Más allá de su historia, El Espinar, es un pueblo rodeado casi en su totalidad de montañas y pinos. Por este motivo forma parte de una Reserva de la Biosfera y del Parque Nacional Sierra de Guadarrama. Es significativo la sempiterna presencia del color verde siempre presente en cualquiera de sus imágenes, haciendo resaltar aún más el gris del granito, piedra mayoritaria en la Sierra de Guadarrama, que decora sus calles, plazas y por supuesto la Iglesia de San Eutropio.

Entre sus rincones cubiertos de granito, destaca la Plaza de la Corredera, lugar mítico de reencuentro de sus vecinos, que cuenta con un tradicional quiosco de música dedicado a su banda; la Plaza de la Constitución con la Iglesia renacentista del siglo XVI de San Eutropio al fondo y sus eternas moradoras, las cigüeñas que forman parte no sólo de su imagen, sino del sonido cotidiano del pueblo con su divertido crotorar, el Parque Cipriano Geromini, los restos del Convento de Santa Isabel o del Palacio del Marqués de Perales…

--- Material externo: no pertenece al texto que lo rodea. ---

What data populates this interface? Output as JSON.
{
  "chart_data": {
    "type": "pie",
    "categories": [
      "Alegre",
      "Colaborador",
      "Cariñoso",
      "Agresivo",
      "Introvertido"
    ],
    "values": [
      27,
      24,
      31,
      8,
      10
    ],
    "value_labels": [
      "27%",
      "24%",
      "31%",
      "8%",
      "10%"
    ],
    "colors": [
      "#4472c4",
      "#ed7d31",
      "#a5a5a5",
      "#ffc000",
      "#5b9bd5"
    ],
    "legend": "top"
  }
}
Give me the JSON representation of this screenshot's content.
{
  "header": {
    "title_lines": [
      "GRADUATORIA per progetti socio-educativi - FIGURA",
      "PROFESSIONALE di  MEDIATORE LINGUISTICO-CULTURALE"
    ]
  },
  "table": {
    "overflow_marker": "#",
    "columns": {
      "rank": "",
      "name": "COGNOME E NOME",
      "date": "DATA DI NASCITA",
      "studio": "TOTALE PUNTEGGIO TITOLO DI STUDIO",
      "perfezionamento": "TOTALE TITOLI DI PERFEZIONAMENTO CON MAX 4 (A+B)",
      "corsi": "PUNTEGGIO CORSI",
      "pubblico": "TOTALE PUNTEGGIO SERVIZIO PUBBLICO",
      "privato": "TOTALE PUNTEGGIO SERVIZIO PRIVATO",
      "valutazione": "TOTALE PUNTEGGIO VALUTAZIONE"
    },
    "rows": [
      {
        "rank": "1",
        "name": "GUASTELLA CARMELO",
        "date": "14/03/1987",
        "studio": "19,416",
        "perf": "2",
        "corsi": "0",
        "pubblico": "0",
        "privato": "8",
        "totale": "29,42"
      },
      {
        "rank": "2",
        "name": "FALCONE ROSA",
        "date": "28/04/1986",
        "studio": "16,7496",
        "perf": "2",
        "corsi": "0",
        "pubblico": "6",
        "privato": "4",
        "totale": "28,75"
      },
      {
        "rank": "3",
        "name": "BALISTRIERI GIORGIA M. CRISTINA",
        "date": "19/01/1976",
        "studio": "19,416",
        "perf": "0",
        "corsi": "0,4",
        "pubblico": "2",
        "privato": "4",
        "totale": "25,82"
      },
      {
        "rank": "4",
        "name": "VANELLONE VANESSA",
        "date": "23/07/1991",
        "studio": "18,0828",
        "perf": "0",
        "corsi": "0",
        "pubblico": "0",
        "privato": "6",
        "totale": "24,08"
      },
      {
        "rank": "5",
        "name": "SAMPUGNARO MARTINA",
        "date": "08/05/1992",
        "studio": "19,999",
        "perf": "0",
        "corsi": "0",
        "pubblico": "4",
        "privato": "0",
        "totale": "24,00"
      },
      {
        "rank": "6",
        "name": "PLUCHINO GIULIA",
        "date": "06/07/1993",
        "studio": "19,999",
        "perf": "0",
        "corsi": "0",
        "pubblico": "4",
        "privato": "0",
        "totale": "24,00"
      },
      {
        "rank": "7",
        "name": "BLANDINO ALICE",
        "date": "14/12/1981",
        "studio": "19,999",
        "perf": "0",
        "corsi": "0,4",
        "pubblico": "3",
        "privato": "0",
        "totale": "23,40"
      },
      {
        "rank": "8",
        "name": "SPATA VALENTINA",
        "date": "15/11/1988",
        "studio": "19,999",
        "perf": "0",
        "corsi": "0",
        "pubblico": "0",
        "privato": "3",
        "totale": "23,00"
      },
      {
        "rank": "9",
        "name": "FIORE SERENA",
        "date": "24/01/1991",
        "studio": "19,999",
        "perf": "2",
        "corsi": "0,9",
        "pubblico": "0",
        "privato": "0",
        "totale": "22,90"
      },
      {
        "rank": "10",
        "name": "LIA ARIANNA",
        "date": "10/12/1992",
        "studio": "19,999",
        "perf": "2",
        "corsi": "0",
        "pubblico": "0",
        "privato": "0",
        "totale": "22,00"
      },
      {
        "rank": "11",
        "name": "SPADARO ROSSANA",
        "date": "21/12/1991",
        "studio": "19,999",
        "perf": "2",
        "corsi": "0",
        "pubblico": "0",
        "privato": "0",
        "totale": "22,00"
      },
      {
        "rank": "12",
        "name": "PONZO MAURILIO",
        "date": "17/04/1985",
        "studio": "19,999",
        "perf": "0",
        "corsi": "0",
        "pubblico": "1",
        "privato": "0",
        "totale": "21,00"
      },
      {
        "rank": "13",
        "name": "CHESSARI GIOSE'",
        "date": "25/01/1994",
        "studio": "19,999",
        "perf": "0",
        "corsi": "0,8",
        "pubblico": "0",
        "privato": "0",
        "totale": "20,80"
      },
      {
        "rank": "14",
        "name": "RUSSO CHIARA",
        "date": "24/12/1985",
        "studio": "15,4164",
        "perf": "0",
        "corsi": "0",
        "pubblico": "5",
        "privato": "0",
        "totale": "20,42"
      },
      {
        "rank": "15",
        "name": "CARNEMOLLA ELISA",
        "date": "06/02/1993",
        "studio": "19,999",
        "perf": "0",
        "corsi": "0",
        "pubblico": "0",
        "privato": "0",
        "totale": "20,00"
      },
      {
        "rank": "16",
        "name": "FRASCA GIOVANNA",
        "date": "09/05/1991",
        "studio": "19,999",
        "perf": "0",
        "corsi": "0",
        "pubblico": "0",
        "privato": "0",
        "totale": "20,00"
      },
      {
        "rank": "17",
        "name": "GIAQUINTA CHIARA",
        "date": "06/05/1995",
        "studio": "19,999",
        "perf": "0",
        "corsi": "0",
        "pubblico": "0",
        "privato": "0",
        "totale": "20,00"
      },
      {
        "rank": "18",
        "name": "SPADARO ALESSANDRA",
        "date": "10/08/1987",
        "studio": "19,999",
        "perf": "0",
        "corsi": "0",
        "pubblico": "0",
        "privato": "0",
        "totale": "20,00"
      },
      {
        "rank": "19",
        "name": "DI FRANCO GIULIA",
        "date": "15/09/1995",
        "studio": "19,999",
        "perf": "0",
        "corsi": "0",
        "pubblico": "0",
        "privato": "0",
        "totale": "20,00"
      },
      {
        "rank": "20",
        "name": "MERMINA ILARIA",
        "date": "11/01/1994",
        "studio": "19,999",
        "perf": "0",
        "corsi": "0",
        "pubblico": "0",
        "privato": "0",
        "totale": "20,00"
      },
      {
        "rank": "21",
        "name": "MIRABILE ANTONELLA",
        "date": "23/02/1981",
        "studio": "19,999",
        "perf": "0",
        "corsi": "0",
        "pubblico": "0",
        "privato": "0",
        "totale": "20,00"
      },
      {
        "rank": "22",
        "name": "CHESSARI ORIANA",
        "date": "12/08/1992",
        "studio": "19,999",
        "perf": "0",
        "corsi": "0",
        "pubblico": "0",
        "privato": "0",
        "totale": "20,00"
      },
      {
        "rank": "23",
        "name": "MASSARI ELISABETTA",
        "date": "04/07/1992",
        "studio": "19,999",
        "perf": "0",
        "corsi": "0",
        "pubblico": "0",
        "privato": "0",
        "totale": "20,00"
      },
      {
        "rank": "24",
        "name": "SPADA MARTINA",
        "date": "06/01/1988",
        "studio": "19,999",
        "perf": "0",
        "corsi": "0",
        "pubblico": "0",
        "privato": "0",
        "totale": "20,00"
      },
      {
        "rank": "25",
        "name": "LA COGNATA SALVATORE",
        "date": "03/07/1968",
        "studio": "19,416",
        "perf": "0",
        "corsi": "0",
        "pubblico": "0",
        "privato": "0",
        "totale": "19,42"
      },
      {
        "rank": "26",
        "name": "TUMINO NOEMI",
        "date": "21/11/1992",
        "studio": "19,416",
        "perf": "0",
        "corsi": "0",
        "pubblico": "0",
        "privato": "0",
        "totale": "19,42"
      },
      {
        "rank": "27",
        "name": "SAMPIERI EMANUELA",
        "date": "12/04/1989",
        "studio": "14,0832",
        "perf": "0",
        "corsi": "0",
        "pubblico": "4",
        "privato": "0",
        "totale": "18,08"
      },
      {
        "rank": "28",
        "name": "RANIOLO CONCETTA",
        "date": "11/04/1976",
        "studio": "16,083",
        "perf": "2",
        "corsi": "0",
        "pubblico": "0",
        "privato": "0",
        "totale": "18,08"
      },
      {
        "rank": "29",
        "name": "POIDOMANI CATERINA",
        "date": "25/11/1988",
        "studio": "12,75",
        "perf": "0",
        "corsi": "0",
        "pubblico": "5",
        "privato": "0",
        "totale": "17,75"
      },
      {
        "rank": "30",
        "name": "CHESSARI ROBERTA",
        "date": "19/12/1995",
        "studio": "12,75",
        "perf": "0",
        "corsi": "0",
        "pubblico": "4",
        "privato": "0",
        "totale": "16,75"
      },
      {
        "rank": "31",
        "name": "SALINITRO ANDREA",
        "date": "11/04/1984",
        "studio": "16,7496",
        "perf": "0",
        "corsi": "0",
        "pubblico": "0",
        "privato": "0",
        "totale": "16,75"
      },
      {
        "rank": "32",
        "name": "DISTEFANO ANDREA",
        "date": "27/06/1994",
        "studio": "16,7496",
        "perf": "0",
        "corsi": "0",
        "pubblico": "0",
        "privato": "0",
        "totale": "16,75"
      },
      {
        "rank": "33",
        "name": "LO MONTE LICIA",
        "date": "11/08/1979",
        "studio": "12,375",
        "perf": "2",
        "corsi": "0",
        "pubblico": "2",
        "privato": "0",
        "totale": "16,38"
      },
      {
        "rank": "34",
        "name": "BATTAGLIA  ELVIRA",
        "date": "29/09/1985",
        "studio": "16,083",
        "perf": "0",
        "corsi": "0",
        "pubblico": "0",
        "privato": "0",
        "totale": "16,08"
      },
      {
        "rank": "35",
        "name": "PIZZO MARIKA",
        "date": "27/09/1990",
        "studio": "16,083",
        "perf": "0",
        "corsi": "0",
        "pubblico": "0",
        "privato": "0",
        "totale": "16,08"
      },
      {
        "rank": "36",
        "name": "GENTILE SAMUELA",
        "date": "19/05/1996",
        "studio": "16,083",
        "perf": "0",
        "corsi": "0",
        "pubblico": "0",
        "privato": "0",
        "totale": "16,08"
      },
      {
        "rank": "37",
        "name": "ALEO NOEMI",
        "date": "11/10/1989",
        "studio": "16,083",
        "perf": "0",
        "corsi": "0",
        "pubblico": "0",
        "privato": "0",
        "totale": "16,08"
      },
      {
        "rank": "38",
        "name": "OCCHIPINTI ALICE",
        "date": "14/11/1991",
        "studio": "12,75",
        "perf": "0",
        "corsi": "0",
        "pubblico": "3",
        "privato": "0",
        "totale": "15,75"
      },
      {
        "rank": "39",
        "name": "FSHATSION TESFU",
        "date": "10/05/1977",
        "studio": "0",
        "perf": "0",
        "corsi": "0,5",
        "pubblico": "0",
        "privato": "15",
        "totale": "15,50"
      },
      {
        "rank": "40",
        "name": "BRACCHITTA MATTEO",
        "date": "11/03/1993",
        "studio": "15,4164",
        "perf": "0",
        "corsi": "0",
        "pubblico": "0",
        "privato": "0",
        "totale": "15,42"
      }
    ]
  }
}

Pero sin duda ninguna, El Espinar ha de convertirse en el pueblo más bello no sólo por la belleza de sus recursos, sino por el carácter de sus gentes. Gentes curtidas en fríos inviernos de heladas y nevadas, o suaves veranos repletos de actividad cultural y fiestas. Se trata de espinariegos, o como también se les conoce 'ahumaos', de trato amable, anfitriones acostumbrados a la llegada de sus vecinos madrileños y a sus hábitos, muchas veces atropellados, que necesitan de muy poco tiempo para aclimatarse a su ritmo algo más sosegado.